Thursday, July 23, 2009

Investors In Denial Phase?

I continue to believe investors are in denial regarding the sustainability of this market advance and for good reason. Over 85% of S&P 500 stocks are trading above their 50 day moving average. As noted by the white circle near the top of the chart though, the market can continue to move higher while the percentage of stocks trading above their 50 day trends sideways.


As I have noted in earlier posts, the below chart was first publish in 1991 by technical analyst Justin Mamis in a book titled The Nature of Risk.


As the chart of the S&P 500 Index shows below, the resistance level is around S&P 1005. This was the level achieved in early November 2008 and corresponds to the market rebound from the panic phase in the above chart.


The caution is this analysis is strictly technical and the market could be topping out at the anxiety phase. Nonetheless, it appears we are past retesting the March lows.

Fundamentally, recent earnings reports have shown nearly 50% of companies reporting earnings have beat analyst estimates. This might not say much given analyst normally over estimate earnings at market tops and underestimate earnings at market bottoms. What if analyst under estimate earnings at the bottom of the market, maybe the second quarter does represent trough earnings. What is necessary now is top line revenue growth on a year over year basis.

Many companies have right sized their companies to operate at levels not seen since 2003 or 2004. Using one of these years as a reference point, then when will the year over year bar be low enough that top line revenue growth will show year over year growth? For some companies this positive year over year revenue growth bar could be realized in the 4th quarter this year and for others the first quarter of 2010. As the market tends to be a leading indicator, the market's recent advance may be telegraphing this potential scenario.

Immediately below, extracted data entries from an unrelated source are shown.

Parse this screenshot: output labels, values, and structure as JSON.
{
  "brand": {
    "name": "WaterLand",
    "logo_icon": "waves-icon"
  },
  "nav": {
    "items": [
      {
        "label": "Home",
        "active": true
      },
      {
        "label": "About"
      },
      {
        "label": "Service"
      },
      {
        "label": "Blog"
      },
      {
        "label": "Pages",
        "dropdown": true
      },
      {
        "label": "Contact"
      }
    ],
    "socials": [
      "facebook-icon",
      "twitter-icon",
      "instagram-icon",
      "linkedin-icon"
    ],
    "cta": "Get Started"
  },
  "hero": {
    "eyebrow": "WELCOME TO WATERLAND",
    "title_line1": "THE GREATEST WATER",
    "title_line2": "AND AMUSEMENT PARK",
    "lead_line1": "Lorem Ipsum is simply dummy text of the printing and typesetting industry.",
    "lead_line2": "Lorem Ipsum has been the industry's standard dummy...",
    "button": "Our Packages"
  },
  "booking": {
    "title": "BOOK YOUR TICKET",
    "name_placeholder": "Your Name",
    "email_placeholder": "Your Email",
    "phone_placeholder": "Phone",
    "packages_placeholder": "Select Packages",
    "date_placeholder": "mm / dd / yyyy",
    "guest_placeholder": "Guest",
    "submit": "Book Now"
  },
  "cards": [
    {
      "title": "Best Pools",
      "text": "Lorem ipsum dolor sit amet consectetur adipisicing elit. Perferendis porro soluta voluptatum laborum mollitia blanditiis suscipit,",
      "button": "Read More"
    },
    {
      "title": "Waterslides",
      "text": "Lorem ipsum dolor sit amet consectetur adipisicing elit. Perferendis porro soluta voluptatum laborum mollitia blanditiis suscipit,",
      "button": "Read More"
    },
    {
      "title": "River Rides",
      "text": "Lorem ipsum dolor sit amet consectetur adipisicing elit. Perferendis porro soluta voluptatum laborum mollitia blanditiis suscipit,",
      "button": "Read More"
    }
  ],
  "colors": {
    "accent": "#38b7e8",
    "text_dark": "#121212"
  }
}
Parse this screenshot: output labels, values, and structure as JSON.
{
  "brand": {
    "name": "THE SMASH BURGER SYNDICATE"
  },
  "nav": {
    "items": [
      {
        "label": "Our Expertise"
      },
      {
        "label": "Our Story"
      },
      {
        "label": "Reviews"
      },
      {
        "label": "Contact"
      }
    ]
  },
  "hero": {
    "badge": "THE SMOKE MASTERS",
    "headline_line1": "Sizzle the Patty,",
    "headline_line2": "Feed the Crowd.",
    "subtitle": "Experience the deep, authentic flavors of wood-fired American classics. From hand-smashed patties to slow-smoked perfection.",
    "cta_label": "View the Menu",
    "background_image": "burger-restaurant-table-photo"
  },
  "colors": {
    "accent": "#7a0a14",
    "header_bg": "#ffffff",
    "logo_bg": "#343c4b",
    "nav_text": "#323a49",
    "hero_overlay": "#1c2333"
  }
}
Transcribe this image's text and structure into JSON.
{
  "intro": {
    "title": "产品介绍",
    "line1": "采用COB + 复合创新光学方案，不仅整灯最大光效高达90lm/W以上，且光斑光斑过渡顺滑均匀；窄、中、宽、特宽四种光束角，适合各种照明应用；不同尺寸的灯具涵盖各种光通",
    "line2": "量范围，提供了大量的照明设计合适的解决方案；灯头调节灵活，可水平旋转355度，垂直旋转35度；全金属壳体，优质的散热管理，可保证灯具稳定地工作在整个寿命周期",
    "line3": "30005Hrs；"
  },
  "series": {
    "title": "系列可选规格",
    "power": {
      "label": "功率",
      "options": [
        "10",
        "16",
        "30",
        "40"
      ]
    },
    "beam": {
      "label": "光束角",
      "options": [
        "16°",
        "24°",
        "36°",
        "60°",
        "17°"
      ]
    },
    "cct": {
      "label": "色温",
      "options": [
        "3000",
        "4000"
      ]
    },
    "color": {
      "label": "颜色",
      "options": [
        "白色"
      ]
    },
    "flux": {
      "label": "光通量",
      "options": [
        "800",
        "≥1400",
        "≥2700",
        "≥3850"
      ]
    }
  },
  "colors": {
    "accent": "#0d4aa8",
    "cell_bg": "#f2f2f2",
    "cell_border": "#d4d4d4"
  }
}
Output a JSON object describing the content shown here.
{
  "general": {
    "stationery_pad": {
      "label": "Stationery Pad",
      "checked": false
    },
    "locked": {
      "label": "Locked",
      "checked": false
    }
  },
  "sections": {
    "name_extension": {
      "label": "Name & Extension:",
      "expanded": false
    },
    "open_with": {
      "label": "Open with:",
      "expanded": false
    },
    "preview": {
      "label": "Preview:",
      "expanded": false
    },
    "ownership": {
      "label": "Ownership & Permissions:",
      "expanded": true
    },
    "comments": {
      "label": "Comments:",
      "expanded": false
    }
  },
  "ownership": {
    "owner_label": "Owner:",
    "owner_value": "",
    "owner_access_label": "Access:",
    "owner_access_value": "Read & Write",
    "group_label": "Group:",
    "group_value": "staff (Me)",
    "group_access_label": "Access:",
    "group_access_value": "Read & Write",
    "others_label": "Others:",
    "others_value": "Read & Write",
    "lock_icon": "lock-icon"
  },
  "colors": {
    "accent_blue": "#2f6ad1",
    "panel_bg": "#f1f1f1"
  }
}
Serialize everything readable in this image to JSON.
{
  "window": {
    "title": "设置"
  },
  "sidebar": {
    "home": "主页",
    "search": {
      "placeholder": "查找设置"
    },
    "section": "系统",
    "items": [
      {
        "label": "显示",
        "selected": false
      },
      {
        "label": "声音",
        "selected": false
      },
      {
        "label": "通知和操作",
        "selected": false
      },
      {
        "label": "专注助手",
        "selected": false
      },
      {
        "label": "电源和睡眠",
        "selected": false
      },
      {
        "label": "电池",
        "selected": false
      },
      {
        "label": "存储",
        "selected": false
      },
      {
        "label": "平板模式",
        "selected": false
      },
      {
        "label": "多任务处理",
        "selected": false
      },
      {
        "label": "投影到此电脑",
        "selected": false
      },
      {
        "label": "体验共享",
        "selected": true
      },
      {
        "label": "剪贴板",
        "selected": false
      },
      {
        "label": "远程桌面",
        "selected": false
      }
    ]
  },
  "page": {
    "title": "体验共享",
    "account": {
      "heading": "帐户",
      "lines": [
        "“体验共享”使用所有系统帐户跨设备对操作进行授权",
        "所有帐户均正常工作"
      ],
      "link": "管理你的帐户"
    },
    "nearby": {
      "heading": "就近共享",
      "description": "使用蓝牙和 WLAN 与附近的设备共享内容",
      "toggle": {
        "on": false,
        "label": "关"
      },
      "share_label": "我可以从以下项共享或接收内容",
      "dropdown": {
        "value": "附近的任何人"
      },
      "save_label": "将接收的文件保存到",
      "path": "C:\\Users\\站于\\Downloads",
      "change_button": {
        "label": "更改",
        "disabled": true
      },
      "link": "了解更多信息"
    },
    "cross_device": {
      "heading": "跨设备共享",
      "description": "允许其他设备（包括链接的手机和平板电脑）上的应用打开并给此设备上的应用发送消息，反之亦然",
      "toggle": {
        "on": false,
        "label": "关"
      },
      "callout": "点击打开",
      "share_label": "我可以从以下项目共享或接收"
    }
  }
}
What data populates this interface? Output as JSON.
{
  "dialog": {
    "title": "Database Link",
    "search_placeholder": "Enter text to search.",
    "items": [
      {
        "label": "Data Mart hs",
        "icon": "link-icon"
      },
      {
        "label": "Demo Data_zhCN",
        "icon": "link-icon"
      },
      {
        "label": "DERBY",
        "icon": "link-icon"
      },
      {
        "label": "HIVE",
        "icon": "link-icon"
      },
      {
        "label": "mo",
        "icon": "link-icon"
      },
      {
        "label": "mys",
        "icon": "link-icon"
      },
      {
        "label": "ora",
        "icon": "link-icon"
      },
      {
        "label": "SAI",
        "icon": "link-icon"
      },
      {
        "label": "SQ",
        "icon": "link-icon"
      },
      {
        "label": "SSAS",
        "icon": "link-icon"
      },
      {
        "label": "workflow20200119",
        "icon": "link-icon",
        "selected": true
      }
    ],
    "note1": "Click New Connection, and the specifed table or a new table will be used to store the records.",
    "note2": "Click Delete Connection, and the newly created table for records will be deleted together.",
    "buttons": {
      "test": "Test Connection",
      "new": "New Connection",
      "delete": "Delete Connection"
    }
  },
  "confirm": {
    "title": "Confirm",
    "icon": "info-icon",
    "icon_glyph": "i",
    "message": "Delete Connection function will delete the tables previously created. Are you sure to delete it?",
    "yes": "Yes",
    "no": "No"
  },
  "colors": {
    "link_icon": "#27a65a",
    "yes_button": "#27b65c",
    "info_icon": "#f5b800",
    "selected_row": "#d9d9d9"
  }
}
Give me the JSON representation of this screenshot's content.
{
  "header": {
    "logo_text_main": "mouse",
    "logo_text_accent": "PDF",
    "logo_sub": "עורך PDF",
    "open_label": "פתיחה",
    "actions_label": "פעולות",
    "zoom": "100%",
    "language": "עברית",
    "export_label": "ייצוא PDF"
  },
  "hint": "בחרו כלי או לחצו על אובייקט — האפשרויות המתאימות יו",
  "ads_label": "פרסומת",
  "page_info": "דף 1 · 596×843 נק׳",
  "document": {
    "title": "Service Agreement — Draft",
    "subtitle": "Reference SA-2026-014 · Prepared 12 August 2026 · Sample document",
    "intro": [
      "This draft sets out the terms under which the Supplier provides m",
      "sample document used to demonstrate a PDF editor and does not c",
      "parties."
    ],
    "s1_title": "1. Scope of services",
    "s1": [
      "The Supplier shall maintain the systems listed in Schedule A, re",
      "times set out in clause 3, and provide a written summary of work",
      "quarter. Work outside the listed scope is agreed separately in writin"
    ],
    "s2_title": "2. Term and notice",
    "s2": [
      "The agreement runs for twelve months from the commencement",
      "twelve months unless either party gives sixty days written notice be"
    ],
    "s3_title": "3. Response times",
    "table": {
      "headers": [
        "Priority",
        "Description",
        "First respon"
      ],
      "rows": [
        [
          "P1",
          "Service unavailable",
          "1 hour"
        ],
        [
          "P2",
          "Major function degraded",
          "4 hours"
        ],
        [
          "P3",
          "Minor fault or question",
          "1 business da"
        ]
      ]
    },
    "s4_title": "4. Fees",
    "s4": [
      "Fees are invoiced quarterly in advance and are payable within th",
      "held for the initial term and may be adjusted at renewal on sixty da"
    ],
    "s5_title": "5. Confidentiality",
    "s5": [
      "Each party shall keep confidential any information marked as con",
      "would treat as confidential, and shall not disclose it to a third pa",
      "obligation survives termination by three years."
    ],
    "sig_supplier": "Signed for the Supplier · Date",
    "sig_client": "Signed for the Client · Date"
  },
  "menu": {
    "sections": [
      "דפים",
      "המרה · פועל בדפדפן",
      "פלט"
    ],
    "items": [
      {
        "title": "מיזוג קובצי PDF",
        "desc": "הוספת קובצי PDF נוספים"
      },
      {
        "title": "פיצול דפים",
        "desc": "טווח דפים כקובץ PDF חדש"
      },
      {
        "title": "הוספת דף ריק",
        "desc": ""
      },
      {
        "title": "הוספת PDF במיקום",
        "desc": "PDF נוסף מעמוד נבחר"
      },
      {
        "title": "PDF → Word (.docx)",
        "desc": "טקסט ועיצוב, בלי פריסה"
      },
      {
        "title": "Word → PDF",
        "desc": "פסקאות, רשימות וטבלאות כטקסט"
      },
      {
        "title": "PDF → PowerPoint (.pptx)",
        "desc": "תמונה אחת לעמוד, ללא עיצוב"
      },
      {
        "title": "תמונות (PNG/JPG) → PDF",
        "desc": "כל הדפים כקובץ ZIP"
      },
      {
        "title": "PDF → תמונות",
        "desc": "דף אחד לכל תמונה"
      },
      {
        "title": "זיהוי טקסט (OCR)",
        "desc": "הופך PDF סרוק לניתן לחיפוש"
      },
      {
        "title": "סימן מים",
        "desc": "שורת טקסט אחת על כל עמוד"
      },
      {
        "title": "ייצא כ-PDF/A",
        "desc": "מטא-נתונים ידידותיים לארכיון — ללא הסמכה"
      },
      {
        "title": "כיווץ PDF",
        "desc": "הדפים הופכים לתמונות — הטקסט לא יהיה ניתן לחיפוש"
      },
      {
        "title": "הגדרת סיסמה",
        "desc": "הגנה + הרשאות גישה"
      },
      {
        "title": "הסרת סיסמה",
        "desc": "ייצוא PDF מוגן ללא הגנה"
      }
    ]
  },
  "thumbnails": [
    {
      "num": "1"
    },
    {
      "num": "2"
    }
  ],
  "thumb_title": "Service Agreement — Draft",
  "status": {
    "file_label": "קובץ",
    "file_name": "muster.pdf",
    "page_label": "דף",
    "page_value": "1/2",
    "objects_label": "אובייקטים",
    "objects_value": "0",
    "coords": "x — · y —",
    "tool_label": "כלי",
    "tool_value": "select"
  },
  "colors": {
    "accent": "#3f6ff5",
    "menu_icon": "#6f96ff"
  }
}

Individual investor sentiment continues to remain on the cautious side. The American Association of Individual Investors reported that bullish investor sentiment did increase to 37.60% versus last week's bullishness reading of 28.68%. However, the bull/bear spread remains at a negative 5%, an improvement from last week's spread of negative 18%. Prior market tops have occurred at spreads above 30%. Since the sentiment reading is a contrarian indicator and individual investors are not overly bullish, further market advances could be on the near term horizon.


A consolidation of recent gains is not out of the realm of possibilities. Retesting June support around 939 would be healthy and would equate to an approximately 4% market correction. Increasing market volume on positive market days could indicate the cash on the sidelines is finding its way into equities.